There are times in our lives we know what the most beneficial course of action should be but find ourselves for some unfathomable reason unable to take such course. In these moments, we can induce ‘priming’ before returning to think again about our situation.
We can think about an imagined situation or a real past situation where two goals are/were in conflict – when the achievement of one goal requires the abandonment or neglect of the other. We can also think about a counterfactual – asking what could have been different if one did or did not do something in the past (or in an imagined scenario).

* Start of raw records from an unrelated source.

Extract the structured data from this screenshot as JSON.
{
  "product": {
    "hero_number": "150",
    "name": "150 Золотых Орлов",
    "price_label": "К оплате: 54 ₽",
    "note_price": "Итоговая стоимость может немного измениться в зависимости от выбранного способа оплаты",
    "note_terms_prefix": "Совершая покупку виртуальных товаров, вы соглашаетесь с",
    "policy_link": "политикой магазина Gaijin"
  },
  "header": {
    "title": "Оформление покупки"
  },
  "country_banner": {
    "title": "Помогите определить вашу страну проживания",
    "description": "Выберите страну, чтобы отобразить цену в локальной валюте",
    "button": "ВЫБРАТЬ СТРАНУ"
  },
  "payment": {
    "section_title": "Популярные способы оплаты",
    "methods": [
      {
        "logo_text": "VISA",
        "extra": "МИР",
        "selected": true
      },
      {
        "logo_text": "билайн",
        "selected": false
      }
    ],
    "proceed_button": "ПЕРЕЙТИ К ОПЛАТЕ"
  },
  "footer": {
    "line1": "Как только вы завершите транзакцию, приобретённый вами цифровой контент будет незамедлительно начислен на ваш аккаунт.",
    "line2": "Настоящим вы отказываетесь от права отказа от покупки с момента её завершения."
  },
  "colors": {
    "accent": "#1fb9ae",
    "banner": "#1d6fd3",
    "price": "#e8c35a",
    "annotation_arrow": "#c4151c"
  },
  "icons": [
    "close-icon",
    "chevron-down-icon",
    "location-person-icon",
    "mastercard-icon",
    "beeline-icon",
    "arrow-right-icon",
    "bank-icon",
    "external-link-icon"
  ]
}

The researchers distinguished between a promotion focus and a prevention focus. The former focuses on securing a good outcome and the latter on preventing a bad outcome. They shared that thinking about securing a good outcome instead of preventing a bad one helped people deviate from their usual choices, for better outcomes.
Sassenberg and colleagues (2022) had tested each of the above in laboratory settings and found evidence that being primed in these ways reduced the speed of “spontaneous” or automatic responses and allowed for more “flexible” solutions and assessments of situations.
Automaticity is usually the default mode or the desired mode for many situations. This might lead to suboptimal outcomes in some situations. Forcing ourselves to pause and breathe before either reflecting or priming ourselves would enable us to in Chade-Meng Tan’s words go from “compulsion” to “choice”.
The retired jolly good fellow of Google likened the automatic mind to a horse which “we have no control over”. He added, “Once we learn to understand the horse, we learn to communicate and work with it skilfully” and “create choice for ourselves”.
If we go faster, we must pause longer. If we go longer, we must pause faster.